After work, I’d noticed a new community center opening near my apartment while out walking. The assistant looked up their website, I wrote an intro email offering IT help as a neighbor.

Evening: LinkedIn post about a Claude Code plugin. Some journaling about how the day went. Set a reminder to try meditation the next morning.

Tax paperwork, parenting logistics, architecture reviews, community outreach, writing, self-reflection. One Telegram chat, one day.

What I think after a month

The value is in not switching contexts. Each individual thing the assistant did was small. Draft an email, search an inbox, look up a website. But I didn’t bounce between seven apps and three mental modes to get it all done. It happened in one thread, and that thread has memory.

The boring stuff actually gets done now. I still read every email before it goes out. I still decide everything. But the distance between “I should handle this” and “it’s handled” got very short. That tax thing is a perfect example. It’s not hard. It’s not important enough to do right now. So it festers. Except this time it didn’t.

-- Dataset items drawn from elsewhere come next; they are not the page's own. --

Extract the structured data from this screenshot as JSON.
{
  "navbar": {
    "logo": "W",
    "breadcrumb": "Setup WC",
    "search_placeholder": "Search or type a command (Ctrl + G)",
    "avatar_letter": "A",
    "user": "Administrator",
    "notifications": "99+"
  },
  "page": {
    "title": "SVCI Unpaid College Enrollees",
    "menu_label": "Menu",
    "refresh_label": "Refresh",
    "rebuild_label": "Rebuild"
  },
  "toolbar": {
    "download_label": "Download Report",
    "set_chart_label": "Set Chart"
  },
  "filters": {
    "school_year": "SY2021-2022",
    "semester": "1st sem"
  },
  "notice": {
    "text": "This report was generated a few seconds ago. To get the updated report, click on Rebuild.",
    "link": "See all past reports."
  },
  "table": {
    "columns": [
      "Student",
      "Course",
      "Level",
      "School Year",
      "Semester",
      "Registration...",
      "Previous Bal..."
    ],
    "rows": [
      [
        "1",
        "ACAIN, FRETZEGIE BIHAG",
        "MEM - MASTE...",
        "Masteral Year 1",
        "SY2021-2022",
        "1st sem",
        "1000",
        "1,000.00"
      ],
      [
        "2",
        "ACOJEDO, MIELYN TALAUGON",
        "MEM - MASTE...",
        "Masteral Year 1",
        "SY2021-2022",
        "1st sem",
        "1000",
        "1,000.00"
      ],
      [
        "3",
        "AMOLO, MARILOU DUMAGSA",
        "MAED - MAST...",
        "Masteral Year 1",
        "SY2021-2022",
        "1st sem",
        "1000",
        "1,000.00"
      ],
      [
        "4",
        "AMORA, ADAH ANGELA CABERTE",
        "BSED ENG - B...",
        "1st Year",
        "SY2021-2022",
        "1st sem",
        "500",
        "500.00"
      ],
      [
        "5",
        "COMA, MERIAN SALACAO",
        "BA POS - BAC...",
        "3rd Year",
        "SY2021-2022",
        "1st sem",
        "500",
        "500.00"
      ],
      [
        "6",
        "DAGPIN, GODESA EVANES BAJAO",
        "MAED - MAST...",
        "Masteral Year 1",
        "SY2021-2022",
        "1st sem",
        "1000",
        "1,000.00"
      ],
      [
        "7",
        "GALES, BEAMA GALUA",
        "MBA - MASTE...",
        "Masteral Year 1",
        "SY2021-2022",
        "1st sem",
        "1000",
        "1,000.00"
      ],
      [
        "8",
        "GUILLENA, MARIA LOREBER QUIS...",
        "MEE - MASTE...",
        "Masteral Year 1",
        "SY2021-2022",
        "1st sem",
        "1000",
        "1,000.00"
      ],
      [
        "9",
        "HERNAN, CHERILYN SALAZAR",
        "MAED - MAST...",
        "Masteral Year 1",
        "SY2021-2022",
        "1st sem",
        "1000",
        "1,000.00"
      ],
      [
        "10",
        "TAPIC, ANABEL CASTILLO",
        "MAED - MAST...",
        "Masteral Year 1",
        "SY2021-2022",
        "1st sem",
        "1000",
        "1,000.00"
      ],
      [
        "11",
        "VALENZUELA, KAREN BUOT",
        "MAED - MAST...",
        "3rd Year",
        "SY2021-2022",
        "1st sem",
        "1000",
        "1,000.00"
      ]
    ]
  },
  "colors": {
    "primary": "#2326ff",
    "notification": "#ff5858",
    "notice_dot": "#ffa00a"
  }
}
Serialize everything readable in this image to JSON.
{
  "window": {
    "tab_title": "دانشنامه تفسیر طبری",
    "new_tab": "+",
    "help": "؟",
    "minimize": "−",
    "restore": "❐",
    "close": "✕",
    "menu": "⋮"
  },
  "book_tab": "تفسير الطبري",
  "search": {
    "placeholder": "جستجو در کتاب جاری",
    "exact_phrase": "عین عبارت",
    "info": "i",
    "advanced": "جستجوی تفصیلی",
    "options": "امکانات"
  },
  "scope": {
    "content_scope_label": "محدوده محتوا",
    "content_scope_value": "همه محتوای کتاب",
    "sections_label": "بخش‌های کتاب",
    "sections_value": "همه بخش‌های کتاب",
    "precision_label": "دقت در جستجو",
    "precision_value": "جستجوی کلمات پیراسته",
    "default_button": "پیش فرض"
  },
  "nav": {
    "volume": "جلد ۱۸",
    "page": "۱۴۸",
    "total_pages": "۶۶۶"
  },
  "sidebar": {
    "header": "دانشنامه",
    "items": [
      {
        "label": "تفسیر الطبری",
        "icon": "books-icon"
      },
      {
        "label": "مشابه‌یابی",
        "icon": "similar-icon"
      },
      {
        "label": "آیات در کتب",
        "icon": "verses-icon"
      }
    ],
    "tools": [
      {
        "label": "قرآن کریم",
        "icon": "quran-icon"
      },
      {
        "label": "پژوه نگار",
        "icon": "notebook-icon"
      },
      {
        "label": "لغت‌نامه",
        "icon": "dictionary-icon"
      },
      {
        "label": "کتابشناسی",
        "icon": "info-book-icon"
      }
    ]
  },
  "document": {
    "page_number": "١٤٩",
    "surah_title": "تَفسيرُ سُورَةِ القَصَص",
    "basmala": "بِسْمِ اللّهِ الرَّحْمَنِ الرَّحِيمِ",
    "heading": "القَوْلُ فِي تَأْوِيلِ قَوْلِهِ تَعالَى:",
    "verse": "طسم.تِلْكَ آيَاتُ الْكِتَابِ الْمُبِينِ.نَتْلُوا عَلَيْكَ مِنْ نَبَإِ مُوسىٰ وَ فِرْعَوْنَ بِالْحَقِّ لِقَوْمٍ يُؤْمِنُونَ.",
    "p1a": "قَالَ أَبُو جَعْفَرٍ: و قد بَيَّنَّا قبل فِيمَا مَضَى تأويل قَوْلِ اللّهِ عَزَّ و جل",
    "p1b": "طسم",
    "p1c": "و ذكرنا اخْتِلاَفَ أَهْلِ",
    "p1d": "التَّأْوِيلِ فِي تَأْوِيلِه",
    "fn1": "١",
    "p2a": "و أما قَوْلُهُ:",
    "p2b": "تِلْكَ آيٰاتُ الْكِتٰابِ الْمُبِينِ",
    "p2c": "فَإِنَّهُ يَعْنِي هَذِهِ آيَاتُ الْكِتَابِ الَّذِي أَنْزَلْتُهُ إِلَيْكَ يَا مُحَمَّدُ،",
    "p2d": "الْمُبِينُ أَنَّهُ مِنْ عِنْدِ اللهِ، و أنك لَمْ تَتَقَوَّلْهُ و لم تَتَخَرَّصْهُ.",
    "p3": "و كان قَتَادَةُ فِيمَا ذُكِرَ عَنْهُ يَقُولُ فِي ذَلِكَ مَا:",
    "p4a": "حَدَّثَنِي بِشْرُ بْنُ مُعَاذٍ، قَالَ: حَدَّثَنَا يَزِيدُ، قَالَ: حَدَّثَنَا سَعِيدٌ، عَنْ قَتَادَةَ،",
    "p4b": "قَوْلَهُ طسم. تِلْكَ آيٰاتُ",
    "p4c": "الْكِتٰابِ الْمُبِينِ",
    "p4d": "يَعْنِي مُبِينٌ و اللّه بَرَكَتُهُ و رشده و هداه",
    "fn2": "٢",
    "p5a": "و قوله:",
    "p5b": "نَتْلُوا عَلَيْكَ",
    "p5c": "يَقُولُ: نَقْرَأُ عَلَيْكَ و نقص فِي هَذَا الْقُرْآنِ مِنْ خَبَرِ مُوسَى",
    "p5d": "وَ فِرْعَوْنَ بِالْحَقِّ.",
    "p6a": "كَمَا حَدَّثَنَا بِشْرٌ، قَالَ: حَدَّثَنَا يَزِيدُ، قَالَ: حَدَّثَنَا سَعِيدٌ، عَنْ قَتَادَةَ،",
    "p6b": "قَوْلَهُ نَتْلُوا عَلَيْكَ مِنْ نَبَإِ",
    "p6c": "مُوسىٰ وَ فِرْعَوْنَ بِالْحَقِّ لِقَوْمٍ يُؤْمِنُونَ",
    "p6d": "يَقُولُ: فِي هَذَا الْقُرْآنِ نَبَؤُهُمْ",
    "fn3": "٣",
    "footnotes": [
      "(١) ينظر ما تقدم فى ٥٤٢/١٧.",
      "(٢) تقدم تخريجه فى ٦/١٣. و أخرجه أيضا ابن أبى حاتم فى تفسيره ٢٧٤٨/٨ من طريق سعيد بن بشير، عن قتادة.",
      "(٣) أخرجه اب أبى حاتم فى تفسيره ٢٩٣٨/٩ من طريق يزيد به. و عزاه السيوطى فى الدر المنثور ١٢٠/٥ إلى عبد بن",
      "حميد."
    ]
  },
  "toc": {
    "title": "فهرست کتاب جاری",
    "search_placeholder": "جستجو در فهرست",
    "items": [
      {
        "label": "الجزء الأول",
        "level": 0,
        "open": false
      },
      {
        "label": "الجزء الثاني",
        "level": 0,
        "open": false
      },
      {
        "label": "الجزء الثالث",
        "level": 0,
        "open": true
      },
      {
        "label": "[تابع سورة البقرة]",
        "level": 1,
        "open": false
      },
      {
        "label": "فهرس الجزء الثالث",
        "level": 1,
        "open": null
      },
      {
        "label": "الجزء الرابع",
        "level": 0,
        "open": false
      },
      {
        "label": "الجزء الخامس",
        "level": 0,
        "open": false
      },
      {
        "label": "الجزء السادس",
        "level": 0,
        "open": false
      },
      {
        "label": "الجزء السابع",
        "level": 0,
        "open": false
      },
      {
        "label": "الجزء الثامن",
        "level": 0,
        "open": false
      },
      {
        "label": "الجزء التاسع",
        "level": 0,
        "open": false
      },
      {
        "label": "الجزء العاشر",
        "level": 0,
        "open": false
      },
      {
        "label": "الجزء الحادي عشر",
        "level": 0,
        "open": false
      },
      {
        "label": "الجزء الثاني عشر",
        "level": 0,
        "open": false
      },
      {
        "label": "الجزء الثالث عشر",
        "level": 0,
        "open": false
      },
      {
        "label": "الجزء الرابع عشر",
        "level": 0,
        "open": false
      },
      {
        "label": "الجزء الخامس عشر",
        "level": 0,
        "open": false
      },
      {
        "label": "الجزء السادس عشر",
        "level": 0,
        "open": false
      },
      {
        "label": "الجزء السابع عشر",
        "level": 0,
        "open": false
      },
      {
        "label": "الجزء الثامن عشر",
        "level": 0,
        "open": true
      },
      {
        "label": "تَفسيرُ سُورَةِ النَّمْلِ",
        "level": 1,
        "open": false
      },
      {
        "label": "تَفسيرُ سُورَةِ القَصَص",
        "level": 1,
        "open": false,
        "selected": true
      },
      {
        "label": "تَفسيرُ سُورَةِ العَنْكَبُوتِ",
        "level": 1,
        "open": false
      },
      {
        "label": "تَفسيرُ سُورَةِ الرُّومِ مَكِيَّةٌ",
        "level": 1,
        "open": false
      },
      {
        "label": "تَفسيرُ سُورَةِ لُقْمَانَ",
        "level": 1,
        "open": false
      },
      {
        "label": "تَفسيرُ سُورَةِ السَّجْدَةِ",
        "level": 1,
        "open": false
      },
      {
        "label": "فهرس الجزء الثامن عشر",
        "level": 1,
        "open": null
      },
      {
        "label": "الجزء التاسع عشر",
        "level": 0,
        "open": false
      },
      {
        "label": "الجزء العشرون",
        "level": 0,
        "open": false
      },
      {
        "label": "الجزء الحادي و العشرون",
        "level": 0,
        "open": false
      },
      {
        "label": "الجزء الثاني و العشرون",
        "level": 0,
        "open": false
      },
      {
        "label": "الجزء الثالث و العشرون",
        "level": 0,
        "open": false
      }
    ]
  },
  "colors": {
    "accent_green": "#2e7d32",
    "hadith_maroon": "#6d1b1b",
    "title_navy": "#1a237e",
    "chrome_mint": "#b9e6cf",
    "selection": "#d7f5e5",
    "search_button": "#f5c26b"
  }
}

Where it matters most, it’s useless. The ADR meeting, the 1:1s with my reports, the gut feeling that someone on the team is burning out. That’s me. AI clears the admin noise so I can spend more time on those things. It doesn’t make me better at them.

Work and life are in the same stream. My daughter’s teacher and my ADR review happened in the same chat, same afternoon. I know some people find that messy. For me it means fewer things slip through because everything lives in one place.

I don’t have conclusions yet. It’s been a month. I have no productivity metrics, no hours-saved calculations. I just notice that things that used to linger are getting done. Whether that’s genuinely useful or I’m just building a new dependency, I honestly don’t know. Check back in six months.